I learned to bide my time
until I could find the right doctor.
But my health deteriorated over the next seventeen years until that time
came. By that time I was disabled by the
progress of the Cushing’s. One day my
doctor at the time called me into his private office to suggest I have a
radical panniculectomy, a procedure to slice the body fat off surgically, to
take off about a hundred pounds. I
agreed to the procedure on the condition that a test be run first for a
specific problem I thought I had just to make sure we weren’t wasting the cost
of the operation.
After listening to me present
my case the doctor agreed and ordered the first real test for Cushing’s, a 24hr
urinary cortisol test. Since we’ve since
established my Cushing’s is the rare cyclical Cushing’s I’m lucky the test, and
the follow-up test the doctor did for confirmation both came back
positive. He also did some other testing
and told me I likely had an ectopic tumor, that is a tumor somewhere other than the
pituitary or Adrenal glands driving my Cushing’s Syndrome. Since Cushing’s is supposed to be treated by endocrinologists,
the doctor referred me to one. She would
be the first of five endocrinologists I’ve seen over the next twelve years and
I have yet to be treated for Cushing’s syndrome.
First, most have tried to
prove the diagnosing doctor wrong. In
the process it was established that I’m cyclical, and that my cycle is
extreme. It swings all the way from
Cushing’s Syndrome to Addison’s disease and back again. So I have many of the symptoms and characteristics of both
diseases, such as the tan skin and degenerating back of Addison’s and the morbid obesity, etc. of Cushing’s. I have yet to see so extreme a cycle
described in any medical journal yet.
For years the treatment protocol with cyclical Cushing’s which has no
obvious tumor is to leave it untreated until it becomes full-blown, or florid
Cushing’s. So I’ve been in a medical
holding pattern while the doctors concentrated on my secondary conditions, such
as my diabetes.
Socially Cushing’s has been a
nightmare. Society already stigmatized
morbid obesity, so as my weight went up, my social life disappeared. More and more my weigh was used as an
excuse by my “friends” and even family to exclude me. The most common excuse
was I was too heavy for their furniture.
Right now I’m banned by my stepson, who married into wealth, from his
house on both that, and my low social status grounds. The excuses currently in use are irrelevant. This is all too often the experience of
those who suffer from Cushing’s.
As this disease has
progressed I’ve grown weaker, more sickly as the progressive weakening allows
other problems to emerge, or are even caused by the disease. I almost died from a pulmonary embolism in
2002. I spent ten days in the hospital
that time. I’ve also been hospitalized
again for blood clots and had an umbrella device put in the major vein which
leads to the Vena Cava. I’ve had my
gallbladder removed, a bone spur removed, and another surgery to remove a tumor we
hoped would be the tumor driving my Cushing’s.

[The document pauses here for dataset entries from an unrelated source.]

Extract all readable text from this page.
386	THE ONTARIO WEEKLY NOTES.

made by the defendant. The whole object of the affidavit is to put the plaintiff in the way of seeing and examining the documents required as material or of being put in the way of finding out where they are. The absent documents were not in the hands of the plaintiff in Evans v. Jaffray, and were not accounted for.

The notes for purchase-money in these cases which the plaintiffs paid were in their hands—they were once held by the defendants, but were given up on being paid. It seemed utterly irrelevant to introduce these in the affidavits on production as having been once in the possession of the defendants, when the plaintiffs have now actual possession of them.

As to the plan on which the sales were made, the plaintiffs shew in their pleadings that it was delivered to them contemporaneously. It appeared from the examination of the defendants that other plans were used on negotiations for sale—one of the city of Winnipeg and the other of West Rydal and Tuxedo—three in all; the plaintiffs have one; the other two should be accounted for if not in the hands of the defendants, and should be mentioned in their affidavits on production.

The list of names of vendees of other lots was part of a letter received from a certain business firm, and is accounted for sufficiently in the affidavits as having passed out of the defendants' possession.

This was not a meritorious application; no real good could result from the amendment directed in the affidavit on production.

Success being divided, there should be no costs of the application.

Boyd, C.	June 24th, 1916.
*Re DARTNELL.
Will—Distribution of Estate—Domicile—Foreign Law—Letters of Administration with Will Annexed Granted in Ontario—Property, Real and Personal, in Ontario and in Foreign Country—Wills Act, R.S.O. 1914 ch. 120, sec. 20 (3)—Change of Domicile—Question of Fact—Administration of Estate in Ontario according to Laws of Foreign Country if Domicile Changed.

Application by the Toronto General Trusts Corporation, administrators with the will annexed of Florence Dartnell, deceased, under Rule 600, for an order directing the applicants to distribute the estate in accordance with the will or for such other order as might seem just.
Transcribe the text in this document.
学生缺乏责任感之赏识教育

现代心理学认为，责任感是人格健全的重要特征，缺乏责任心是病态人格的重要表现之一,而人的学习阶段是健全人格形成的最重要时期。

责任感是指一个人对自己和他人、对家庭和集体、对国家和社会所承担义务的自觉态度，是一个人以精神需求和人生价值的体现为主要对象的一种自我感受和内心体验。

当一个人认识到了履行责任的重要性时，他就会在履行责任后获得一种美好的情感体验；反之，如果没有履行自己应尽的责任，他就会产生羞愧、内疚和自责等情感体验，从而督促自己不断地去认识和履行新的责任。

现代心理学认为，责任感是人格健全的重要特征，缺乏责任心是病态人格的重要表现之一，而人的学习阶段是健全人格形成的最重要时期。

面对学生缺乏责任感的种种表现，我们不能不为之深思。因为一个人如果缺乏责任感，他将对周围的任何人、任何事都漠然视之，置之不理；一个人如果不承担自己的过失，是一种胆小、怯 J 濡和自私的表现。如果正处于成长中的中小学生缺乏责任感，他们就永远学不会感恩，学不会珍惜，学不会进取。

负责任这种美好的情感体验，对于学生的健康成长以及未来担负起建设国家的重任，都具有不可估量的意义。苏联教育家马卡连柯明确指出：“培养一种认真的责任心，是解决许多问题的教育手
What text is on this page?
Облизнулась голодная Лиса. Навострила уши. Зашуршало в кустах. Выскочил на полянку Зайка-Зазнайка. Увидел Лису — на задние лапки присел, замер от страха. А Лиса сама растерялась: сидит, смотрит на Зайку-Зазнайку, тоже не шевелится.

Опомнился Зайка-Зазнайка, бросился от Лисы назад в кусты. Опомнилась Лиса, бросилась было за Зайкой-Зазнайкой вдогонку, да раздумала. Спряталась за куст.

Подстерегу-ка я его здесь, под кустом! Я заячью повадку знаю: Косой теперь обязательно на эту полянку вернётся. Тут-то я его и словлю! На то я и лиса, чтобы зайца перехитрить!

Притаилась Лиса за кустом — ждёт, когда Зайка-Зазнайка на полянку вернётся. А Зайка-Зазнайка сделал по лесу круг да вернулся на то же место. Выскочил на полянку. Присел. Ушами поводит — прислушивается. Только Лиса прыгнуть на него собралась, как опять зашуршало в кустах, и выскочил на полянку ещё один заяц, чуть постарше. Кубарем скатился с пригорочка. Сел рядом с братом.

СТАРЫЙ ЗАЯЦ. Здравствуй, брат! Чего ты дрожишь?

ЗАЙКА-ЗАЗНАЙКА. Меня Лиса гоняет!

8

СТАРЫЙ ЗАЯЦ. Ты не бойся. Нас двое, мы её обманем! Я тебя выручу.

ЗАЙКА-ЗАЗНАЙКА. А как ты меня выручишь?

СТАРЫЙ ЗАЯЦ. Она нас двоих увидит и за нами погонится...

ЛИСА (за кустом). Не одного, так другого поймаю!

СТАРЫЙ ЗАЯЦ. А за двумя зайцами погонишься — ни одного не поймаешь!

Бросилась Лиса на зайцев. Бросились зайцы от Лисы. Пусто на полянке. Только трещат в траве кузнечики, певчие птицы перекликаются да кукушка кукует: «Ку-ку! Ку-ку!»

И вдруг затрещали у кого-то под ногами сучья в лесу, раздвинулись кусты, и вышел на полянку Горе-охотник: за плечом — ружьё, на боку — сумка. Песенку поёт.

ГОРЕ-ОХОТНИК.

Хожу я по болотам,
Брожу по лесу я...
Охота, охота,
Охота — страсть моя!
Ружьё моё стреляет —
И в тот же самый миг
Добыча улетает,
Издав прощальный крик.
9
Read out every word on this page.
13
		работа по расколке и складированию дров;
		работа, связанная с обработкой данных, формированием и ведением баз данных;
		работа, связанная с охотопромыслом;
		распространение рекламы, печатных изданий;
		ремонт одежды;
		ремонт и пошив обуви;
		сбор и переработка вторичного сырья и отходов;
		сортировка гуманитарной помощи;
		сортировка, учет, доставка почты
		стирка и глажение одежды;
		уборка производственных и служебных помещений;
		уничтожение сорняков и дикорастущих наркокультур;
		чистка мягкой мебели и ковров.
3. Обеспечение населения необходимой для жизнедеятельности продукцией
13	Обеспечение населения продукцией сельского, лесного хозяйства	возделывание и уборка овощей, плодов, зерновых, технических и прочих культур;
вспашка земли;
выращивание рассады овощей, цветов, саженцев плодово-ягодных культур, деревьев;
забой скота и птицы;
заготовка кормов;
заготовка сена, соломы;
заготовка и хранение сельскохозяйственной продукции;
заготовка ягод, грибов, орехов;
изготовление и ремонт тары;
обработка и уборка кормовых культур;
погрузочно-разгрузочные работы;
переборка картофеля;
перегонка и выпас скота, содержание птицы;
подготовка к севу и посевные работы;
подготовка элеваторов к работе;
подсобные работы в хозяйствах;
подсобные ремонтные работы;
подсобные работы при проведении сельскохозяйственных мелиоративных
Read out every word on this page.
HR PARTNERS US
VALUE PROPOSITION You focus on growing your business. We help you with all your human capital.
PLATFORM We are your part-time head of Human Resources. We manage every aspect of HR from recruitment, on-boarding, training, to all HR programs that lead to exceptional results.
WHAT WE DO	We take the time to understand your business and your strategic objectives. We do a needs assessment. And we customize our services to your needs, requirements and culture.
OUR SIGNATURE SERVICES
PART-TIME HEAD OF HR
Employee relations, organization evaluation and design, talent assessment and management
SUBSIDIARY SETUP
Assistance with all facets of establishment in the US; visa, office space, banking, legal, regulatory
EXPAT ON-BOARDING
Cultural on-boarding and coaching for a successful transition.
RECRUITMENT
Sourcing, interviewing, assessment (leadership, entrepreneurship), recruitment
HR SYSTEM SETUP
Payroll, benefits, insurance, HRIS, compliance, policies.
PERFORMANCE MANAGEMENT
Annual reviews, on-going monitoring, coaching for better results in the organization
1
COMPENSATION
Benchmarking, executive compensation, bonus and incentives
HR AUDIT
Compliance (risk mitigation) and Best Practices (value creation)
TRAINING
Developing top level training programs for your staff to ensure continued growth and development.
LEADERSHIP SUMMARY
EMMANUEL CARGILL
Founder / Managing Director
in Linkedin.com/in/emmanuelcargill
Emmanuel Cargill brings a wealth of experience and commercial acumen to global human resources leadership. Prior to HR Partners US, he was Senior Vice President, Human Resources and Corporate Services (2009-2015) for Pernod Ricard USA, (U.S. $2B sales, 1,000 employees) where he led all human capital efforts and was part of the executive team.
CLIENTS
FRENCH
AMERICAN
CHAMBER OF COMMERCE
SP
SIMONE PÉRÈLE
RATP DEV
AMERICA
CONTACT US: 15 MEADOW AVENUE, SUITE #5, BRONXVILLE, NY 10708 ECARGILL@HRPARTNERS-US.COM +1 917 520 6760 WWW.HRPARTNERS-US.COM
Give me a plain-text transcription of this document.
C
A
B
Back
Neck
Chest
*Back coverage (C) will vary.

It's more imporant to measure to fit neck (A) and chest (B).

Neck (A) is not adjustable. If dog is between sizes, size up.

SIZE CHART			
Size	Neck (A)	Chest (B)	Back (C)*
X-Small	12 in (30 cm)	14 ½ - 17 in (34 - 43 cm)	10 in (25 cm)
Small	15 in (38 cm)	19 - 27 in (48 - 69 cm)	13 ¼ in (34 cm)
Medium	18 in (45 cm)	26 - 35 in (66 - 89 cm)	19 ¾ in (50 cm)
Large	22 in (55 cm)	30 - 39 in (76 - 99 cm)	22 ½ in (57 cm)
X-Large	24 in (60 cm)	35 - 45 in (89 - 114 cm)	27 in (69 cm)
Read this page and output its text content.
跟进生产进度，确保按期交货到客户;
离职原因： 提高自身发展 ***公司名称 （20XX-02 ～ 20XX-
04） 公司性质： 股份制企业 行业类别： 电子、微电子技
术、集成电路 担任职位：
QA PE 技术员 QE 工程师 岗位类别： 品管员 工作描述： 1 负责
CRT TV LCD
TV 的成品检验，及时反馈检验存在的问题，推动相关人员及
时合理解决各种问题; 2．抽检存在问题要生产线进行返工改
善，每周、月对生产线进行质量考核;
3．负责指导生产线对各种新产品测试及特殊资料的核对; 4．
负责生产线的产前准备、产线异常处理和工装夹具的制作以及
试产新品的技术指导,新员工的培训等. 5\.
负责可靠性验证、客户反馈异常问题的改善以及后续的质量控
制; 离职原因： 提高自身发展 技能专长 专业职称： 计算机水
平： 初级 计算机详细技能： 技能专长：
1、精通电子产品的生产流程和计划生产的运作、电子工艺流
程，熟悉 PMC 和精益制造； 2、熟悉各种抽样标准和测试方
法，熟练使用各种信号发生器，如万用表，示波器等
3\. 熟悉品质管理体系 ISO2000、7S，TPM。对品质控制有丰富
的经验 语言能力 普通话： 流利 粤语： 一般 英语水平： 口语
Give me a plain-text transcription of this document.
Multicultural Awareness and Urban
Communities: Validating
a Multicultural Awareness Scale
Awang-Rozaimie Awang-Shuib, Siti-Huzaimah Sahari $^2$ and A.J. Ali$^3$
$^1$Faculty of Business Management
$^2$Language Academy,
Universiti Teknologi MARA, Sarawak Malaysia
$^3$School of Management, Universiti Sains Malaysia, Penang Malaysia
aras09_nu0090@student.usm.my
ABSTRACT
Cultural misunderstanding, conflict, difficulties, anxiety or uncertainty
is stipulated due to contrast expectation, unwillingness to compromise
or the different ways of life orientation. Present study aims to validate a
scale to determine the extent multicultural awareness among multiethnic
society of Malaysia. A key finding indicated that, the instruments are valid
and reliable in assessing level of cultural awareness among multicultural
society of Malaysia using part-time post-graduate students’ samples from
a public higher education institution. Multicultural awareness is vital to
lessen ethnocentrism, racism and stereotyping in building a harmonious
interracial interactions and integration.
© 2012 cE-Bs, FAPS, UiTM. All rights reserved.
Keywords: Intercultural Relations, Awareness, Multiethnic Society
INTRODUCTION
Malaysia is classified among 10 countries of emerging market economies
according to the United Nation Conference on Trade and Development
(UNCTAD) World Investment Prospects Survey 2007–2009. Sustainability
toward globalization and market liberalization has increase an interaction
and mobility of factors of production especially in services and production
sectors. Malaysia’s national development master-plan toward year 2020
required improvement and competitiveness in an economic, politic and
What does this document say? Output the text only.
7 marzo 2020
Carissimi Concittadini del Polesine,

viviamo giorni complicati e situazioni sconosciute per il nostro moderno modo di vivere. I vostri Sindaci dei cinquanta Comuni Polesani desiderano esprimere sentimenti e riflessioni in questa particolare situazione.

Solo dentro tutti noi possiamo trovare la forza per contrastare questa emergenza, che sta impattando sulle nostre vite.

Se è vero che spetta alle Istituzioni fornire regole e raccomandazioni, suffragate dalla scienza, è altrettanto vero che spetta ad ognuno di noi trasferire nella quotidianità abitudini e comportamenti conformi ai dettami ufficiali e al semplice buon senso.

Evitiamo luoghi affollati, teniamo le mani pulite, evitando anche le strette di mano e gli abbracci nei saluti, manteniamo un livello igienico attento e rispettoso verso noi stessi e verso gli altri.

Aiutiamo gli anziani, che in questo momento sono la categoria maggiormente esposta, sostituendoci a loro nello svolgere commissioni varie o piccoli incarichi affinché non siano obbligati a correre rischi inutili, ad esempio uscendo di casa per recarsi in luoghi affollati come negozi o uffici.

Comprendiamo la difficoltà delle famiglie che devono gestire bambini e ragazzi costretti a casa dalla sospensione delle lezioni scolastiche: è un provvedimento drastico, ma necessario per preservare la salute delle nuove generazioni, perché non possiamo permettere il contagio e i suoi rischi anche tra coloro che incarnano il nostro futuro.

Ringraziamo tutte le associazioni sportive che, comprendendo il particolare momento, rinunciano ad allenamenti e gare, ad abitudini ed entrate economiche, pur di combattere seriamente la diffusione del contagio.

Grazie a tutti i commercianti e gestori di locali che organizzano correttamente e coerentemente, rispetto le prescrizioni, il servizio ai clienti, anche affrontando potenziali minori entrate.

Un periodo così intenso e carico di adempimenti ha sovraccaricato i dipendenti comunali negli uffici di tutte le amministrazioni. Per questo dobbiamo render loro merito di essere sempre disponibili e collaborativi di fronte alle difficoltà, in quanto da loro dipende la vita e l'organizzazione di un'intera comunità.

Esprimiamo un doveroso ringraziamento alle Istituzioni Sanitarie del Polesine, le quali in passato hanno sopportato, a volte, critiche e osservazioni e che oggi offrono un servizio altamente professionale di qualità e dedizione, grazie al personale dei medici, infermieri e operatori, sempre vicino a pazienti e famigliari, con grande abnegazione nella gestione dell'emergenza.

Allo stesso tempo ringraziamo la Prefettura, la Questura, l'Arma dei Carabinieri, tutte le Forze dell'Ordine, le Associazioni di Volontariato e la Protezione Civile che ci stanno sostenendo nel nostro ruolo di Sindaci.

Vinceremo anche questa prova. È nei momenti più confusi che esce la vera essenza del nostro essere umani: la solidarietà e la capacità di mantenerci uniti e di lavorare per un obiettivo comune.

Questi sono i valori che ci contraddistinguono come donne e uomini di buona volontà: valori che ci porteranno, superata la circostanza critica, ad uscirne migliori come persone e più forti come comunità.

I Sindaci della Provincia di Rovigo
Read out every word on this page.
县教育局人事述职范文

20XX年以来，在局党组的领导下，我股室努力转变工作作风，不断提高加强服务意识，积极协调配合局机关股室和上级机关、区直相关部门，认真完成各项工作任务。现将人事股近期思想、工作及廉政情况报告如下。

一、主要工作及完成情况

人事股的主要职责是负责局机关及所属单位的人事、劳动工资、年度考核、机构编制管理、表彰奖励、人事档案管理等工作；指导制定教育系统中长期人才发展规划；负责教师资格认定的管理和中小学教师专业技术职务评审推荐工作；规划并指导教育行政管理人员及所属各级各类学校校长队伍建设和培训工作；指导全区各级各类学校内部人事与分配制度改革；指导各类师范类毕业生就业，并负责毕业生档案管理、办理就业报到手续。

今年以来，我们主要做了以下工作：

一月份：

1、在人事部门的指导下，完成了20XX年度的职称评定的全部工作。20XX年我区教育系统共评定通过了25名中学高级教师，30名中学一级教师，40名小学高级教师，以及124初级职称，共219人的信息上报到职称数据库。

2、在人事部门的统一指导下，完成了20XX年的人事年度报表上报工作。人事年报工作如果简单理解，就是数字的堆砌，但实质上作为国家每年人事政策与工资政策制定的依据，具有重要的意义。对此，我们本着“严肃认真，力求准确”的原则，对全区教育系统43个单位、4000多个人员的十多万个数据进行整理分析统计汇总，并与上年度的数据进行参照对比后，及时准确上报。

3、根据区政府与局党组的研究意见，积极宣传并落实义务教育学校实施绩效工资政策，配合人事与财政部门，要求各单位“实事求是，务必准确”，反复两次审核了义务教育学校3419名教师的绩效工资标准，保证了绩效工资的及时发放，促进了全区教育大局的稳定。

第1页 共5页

I have a rare form of Rheumatoid Arthritis, whose attacks appear to be
linked to my Cushing’s cycle. In my case
it attacks my eyes and is quite painful.
I’m in and out of the ER too
often now days. For things like opportunistic infections of my lungs, which
don’t need the abuse to begin with. My
back has degenerated to the point that I can no longer walk as well as I used
to. I often use a cane, a TENs unit, and
even narcotics at times. My stomach can
no longer handle certain foods and I’m on medicine for that, along with
diabetes, problems with gout, and I can go on and on. About the only bright spot in my health is
that my heart is in good shape and my circulation is alright. We keep a close watch on that. But even it will only be able to handle so
much.
I basically live my life in a
room and have friendship through the internet. I mainly leave it to go to one
of my doctors, or the emergency room. It
is hard being a zebra.
There you have it, the story
of me. Now, life isn’t all glum however
dark what I’ve written may make it seem.
But I’ll examine that in another post on how we Cushies can have meaningful
lives with some bright spots in them.